Polling stations outside Iraq opened yesterday, just weeks after the country’s electoral commission board threatened to quit because of “political interference”. Federal elections inside Iraq take place on Wednesday and Thursday.

The dispute stemmed from conflicting legal interpretations about which candidates could take part. Critics of the prime minister, Nouri Al Maliki, have claimed that he has used this clause to remove political rivals and pave the way for a third term in office.

Iraqis casting their ballots in Abu Dhabi were hopeful that their votes would cause a shake-up in the status quo and reduce violence and corruption in their homeland.

“It’s my right as an Iraqi to remove these oppressors running the country out of Iraq,” said Ahmed Mahmoud, from New Zealand.

“They didn’t do anything in the last term. It’s all been just destruction. What did they do for us?”

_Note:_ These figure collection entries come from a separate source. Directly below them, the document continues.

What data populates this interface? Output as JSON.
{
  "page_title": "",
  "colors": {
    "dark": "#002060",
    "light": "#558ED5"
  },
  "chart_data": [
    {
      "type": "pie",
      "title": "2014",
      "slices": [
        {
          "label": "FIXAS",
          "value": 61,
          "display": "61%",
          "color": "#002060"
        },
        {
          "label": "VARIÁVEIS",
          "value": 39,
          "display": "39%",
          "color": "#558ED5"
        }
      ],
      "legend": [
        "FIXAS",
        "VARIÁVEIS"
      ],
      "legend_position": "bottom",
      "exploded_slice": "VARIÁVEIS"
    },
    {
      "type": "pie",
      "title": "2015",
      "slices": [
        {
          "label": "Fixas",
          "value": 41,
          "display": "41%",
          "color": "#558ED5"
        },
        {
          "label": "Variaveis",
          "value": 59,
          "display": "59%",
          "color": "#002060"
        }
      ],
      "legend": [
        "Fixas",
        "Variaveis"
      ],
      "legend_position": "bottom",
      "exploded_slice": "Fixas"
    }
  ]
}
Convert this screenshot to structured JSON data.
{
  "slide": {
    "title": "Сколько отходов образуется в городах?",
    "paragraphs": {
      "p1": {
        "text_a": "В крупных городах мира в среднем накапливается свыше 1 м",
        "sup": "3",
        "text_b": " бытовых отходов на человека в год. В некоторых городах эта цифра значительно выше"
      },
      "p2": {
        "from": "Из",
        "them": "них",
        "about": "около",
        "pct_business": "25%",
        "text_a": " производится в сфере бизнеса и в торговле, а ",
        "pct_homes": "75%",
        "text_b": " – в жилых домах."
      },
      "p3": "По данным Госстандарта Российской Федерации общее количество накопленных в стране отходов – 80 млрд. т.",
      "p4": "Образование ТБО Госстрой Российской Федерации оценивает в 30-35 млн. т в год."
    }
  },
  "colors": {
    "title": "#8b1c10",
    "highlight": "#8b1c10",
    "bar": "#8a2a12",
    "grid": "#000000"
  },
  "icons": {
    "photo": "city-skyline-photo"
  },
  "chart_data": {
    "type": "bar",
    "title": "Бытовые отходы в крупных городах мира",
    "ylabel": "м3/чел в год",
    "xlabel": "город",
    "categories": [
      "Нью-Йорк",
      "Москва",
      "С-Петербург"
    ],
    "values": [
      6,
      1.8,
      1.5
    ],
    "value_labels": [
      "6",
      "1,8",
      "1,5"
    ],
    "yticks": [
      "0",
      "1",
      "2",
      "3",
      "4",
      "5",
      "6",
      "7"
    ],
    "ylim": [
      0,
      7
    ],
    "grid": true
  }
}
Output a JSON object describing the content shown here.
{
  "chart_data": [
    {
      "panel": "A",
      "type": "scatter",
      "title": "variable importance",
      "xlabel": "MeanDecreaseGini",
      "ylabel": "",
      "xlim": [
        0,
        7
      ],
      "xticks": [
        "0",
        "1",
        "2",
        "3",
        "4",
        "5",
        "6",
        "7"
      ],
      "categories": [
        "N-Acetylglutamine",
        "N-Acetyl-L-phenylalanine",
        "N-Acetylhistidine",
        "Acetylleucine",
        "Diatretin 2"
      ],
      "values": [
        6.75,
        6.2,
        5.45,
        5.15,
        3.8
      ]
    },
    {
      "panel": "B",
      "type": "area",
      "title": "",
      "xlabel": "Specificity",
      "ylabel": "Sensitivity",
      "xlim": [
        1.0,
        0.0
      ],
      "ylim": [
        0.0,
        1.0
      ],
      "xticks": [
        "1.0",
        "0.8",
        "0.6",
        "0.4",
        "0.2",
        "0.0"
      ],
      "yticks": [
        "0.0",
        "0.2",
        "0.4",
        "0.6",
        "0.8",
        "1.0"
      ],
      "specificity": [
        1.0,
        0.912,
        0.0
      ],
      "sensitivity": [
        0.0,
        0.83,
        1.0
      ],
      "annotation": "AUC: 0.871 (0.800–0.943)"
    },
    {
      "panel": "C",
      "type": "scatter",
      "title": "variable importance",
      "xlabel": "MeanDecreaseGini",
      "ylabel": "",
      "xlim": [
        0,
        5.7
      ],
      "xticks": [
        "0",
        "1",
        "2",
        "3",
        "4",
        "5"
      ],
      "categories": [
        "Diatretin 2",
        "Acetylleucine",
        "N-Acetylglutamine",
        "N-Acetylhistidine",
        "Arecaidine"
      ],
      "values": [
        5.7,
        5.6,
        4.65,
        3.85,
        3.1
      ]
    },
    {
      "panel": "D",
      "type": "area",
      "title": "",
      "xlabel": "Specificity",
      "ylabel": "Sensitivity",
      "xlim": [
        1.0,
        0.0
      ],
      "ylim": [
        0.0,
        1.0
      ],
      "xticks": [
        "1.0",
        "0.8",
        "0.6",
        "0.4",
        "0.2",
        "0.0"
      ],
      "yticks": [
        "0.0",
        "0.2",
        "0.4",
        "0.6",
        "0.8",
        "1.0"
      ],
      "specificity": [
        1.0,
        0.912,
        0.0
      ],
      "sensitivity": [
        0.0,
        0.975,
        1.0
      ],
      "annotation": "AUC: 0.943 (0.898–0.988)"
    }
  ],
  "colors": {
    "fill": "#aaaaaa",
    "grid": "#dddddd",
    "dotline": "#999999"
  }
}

More than 2,900 Iraqis have died this year and 6,800 last year, according to figures from the news agency Agence France-Presse, amid a surge of violent attacks and bombings across the country.

“Iraq is in a transitionary phase, from dictatorship to a nascent democracy,” Mr Abood said. “And this election is very important for Iraqi people’s lives [with] the increased violence in the country, which I’d hope would calm once a new government is in place.”